U.S. market is normally supplied with 1.9M tons of weekly production and 700kt weekly imports = 2.6M tons of supply per week during normal times.
Current U.S. supply is now 1.4M tons weekly production and 300kt weekly imports = 1.7M tons of weekly supply.
That indicates a supply decrease of 900kt per WEEK.
Even if Q4 steel demand is down 20 percent vs. Q1 (it’s not), we still would be 400kt short per WEEK instead of the mind boggling 900kt short per week.
By Halloween, U.S. supply will be 3.6M tons less than today assuming we are back to pre-Covid demand levels. At those rates of consumption and pre-Covid demand, by Thanksgiving we will have a full-out supply chain problem — not unlike what the lumber market went through earlier this year. Lumber was not a demand-driven price event. It was a supply-curtailment-driven price spike.
In 2011, the only thing that stopped the runaway train in steel prices was steel imports. We and others were importing HRC from Brazil and Europe in 2011 hand over fist. The import supply chain today is empty. No one is willing to stick their neck out due to the tariff uncertainty. The cavalry is not coming.
Put another way:
In Q4 we will be producing 75M tons per year run rate domestically, and importing at 12M ton per year run rate = 87M ton supply run rate.
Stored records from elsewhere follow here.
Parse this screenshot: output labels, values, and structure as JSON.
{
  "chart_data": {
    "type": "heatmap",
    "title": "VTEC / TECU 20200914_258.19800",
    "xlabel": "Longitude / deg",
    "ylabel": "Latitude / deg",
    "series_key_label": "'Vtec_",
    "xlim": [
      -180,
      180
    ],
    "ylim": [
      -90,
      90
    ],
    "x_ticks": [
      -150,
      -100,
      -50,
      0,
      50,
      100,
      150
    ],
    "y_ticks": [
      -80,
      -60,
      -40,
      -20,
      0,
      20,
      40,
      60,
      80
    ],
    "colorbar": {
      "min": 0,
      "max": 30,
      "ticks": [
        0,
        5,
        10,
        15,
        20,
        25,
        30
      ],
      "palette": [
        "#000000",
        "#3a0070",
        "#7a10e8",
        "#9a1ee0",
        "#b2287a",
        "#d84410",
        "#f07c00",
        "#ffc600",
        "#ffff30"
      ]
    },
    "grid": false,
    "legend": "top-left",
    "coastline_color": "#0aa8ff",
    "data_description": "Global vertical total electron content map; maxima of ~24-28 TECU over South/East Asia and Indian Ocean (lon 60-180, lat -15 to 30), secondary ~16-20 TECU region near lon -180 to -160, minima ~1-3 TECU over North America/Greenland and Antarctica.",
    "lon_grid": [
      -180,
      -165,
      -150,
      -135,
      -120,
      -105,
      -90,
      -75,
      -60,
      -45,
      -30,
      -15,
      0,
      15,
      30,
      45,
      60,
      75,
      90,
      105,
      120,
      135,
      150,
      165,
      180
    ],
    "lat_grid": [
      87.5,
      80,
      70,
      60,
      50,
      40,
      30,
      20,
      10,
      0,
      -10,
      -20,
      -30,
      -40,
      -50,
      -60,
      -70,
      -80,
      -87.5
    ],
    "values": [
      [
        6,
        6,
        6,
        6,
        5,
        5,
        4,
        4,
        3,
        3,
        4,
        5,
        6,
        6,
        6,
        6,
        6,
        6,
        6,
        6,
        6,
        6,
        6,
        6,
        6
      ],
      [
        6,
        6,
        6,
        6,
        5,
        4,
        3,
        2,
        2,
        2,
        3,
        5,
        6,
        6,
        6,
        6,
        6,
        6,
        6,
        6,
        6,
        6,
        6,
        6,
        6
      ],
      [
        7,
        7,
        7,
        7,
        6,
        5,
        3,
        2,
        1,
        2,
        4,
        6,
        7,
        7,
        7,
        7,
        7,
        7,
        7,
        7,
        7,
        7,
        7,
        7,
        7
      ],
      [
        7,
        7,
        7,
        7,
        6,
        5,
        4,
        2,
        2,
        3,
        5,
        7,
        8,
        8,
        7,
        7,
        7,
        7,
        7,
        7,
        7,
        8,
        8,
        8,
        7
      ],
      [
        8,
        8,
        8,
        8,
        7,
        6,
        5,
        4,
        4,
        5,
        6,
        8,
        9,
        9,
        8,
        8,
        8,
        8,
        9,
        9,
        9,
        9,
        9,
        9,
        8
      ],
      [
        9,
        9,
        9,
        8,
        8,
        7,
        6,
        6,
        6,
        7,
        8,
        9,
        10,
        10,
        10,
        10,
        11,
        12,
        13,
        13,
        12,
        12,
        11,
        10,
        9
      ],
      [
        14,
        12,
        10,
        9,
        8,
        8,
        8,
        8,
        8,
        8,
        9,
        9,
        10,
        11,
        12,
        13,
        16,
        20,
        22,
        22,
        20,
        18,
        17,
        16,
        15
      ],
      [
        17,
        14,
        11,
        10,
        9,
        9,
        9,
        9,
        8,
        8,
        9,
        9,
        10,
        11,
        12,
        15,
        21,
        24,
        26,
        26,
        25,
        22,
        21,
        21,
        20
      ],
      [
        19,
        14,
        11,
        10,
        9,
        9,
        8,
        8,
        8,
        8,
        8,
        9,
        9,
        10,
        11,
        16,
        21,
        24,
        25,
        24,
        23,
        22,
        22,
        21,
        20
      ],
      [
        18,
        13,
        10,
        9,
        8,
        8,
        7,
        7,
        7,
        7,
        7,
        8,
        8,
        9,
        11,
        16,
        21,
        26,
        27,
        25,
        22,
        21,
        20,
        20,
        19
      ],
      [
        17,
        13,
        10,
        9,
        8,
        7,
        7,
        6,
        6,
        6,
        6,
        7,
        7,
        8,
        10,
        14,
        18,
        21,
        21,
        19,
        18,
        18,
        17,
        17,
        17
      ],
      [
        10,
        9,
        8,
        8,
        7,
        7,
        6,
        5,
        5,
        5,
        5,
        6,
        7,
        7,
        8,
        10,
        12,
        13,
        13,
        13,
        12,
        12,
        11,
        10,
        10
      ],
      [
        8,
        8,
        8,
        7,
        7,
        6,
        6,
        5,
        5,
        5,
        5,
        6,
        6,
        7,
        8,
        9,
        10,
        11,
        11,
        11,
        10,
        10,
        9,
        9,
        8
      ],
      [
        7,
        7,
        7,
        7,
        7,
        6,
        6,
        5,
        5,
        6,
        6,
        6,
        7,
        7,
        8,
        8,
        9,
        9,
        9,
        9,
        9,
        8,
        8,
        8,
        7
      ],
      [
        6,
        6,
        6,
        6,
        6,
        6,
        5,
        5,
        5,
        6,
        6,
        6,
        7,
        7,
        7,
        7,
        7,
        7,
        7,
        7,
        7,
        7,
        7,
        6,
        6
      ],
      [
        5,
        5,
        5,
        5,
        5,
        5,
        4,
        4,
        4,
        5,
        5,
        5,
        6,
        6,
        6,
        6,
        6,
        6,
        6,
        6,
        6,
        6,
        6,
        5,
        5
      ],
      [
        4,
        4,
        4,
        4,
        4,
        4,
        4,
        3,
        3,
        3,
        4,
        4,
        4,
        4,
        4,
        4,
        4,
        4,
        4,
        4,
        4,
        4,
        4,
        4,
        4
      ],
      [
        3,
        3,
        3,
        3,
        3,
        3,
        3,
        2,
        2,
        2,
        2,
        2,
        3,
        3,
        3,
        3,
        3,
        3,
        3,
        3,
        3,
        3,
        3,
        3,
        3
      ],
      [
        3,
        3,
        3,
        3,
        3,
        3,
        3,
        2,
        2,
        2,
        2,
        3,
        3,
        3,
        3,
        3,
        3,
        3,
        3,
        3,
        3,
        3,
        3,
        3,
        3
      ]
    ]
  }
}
Versus a 125M demand consumption rate.
95M normal steel production (100)
30M normal imports (35)
In Q4, we are digging a hole of 3M+ tons per month with no steel import cargoes coming, nothing on the water headed our way.
BRS extra 30kt per week isn’t gonna move the needle in a market that’s 400-900kt under-supplied per week.
U.S. prices will have to get high enough to attract imports with the 25 percent duty added. But from the time the first cargo is ordered, it will take three months to arrive. Or we get a new president that removes the tariffs. But that wouldn’t happen until February at the earliest.
Maybe Mexico and Canada steelmakers can crank it up? U.S. usually sells HRC to Mexico, not vice versa.
All of us in the steel market are usually focused on demand. But this worsening supply situation, particularly because of what’s happening at the integrated mills, compounded by tariffs, lack of slabs, and lack of finished imports, is like nothing I’ve ever seen in 30 years. I don’t know how this movie ends. I can’t point to a historical precedent. This market has always been oversupplied.
Steel Market Update will be reaching out early this week to get opinions on the current supply situation and whether it will be resolved over the near term by the additional tonnage coming on at Big River Steel (or other mills) or if will it become worse in the coming weeks and months.